ELK RIVER, Minn. — Alfred Ebner was beyond legendary. At 94 — two weeks before he died — he fired two shots and killed two bucks with the same .30-30 Winchester he’d been using for 76 years. That year, he also bowled a 227.

To some, Ebner’s legacy is the Elk River bait shop he opened in 1949. These days, Ebner’s Live Bait is run by Alfred’s granddaughter, Joanne Rousseau. Like her grandfather and her father, Ronald Ebner, she knows many of her customers by name, knows which lures they prefer and even knows where they’re headed to fish.

But unlike in previous winters, the bait shop seems to be on thin ice. An unusually warm December and January have made ice fishing impossible or, at the very least, dangerous on many Minnesota lakes.

The economy hasn’t helped the family-run business, either, Rousseau said. Nor has competition from a nearby Walmart or a Cabela’s.

And Rousseau, 60, worries that if an industrial park is built nearby, on city-owned land along Highway 10, drivers heading east will have a difficult time finding an entryway to Ebner’s after they cross the highway.

“The economy is probably the biggest thing,” said Rousseau. “People don’t go on fishing trips if they don’t have money.”

Just four years ago, her father was one of several Highway 10 merchants who worried openly about the business not surviving proposed changes to the highway that would include new interchanges and service roads that could put distance between businesses and customers.

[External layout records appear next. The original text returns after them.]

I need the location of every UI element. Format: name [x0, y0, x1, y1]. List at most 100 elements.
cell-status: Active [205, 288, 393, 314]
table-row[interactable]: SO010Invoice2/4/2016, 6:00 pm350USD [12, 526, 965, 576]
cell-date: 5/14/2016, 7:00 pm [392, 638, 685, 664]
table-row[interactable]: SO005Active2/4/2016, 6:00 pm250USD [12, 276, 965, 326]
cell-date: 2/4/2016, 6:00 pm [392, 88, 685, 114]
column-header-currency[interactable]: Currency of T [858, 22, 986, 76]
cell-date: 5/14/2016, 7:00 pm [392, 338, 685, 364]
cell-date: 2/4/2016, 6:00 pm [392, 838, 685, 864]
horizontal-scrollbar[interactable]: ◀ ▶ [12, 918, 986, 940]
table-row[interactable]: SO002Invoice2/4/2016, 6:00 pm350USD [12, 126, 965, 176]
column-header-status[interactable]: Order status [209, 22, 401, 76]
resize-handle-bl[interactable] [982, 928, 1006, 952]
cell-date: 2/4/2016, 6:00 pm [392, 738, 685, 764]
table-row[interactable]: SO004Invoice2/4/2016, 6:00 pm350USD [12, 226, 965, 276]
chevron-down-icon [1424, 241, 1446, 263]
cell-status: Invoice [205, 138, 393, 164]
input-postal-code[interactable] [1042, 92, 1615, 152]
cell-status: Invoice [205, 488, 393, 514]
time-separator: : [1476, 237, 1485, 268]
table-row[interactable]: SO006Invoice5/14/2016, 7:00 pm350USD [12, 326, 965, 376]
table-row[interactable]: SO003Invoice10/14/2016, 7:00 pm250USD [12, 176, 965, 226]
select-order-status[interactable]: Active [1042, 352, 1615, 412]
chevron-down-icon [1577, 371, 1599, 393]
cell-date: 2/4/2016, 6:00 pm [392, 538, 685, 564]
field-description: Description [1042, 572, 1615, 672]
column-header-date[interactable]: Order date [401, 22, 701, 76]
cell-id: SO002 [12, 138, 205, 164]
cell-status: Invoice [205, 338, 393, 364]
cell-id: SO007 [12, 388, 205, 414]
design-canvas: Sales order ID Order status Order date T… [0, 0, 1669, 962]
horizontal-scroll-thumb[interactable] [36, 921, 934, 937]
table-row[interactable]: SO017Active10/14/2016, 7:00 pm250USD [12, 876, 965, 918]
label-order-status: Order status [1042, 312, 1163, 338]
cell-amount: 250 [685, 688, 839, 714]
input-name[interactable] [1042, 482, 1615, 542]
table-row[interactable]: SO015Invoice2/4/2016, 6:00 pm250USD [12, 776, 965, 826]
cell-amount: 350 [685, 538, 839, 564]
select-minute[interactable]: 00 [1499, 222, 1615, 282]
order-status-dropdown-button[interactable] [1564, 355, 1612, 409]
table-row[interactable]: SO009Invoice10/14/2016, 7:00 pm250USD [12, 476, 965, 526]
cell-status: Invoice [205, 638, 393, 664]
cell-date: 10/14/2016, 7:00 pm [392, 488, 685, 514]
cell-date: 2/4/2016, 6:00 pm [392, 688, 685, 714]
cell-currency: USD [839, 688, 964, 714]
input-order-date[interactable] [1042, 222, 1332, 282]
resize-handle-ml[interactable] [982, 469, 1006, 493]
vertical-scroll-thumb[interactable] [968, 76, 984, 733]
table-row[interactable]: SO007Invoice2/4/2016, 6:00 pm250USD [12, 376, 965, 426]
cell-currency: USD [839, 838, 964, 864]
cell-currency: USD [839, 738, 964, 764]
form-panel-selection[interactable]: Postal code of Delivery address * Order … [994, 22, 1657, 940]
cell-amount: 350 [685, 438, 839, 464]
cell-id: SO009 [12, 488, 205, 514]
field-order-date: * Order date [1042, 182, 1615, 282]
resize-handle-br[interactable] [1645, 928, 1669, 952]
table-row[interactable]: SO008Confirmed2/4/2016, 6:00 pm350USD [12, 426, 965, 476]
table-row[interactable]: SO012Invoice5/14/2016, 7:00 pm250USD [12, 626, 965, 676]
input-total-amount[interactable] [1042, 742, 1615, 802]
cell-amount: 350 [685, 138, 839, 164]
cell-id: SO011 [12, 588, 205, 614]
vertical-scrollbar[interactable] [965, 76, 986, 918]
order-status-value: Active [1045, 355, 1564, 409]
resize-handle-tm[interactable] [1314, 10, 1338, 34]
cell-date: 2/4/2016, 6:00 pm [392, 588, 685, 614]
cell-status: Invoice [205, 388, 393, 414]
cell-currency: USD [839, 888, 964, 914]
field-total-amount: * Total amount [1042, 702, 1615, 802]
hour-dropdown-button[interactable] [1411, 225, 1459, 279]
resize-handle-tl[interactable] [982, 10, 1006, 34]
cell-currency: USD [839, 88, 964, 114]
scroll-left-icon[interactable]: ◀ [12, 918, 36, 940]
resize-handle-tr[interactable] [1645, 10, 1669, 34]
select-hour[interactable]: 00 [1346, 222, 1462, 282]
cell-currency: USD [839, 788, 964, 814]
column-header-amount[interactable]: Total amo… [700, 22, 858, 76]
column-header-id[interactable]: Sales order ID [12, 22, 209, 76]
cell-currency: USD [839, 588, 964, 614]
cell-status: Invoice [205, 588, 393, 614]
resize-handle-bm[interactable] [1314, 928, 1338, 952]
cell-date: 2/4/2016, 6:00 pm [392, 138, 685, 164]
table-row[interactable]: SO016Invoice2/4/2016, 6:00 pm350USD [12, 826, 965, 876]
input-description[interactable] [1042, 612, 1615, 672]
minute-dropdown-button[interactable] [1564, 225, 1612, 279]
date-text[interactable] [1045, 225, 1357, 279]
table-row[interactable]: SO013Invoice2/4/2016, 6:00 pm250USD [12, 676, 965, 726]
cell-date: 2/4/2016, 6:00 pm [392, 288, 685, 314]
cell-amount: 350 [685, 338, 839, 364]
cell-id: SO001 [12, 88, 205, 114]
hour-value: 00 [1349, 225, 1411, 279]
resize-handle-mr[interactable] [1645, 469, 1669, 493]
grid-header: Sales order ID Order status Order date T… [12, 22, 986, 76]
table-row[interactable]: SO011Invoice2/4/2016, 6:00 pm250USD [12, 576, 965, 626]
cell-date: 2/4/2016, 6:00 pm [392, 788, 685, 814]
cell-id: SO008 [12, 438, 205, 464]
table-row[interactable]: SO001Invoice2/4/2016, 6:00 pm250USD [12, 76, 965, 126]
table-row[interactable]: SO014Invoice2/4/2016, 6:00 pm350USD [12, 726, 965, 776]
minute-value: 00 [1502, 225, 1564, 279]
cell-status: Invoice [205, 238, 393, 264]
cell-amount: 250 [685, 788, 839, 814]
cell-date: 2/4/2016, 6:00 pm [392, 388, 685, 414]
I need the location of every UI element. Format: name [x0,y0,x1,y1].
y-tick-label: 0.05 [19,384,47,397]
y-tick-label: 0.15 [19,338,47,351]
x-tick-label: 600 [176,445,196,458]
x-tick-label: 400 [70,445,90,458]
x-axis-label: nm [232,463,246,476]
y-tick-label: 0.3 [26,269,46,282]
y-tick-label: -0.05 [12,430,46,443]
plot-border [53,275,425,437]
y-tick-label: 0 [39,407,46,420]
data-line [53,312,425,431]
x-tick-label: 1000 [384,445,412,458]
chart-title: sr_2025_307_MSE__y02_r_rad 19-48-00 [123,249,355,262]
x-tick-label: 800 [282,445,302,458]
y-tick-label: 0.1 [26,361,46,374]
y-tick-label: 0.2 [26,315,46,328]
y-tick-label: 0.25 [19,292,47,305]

Some of those changes could be 30 years away, but Ronald Ebner said he was looking ahead because anything that might affect Ebner’s Live Bait “can’t be addressed too soon.”

Alfred Ebner got into the wholesale bait business in 1921, years before he opened the current shop. He and his wife, Laura, bought and sold chickens and eggs, and the bait operation was an outgrowth of that.

“My grandfather would go to downtown Minneapolis with chickens he raised,” Rousseau said. “The Mississippi River in Elk River is known to be full of red-tailed minnows, and some people who bought chickens from my grandfather wanted these minnows for bait.

“That’s really how the business started,” said Rousseau. “There’s a house here with minnow tanks in the basement.”

Laura Ebner died in 1986 and Alfred died 11 years later. Ronald Ebner retired years ago, and Rousseau and her brother, Mark, bought the business from their parents in 1992, she said. She’d gotten divorced and had moved back to Elk River.

“Mark ran the wholesale part of the business, but we couldn’t make that a go,” said Rousseau, now the sole owner of the shop.

The shop’s minnows now come primarily through a bait supplier in Chaska, Rousseau said. Last year, she stopped carrying hunting supplies.

Rousseau remains optimistic. Most days, she opens the shop at 5 a.m. and doesn’t close until 9 p.m. She has help, but she’s there waiting on customers herself.

“I know what people need,” she said.

She knows which semifrozen lakes have open water. She knows what her competitors charge and what prices are “fair” for her customers. And she knows that the kids who accompany their parents love to have their picture taken in her store.

Rousseau also knows enough not to close the place during normal hours and leave a “Gone Fishing” sign on the door.

“I’m here all the time,” she said. “I don’t have time to fish.”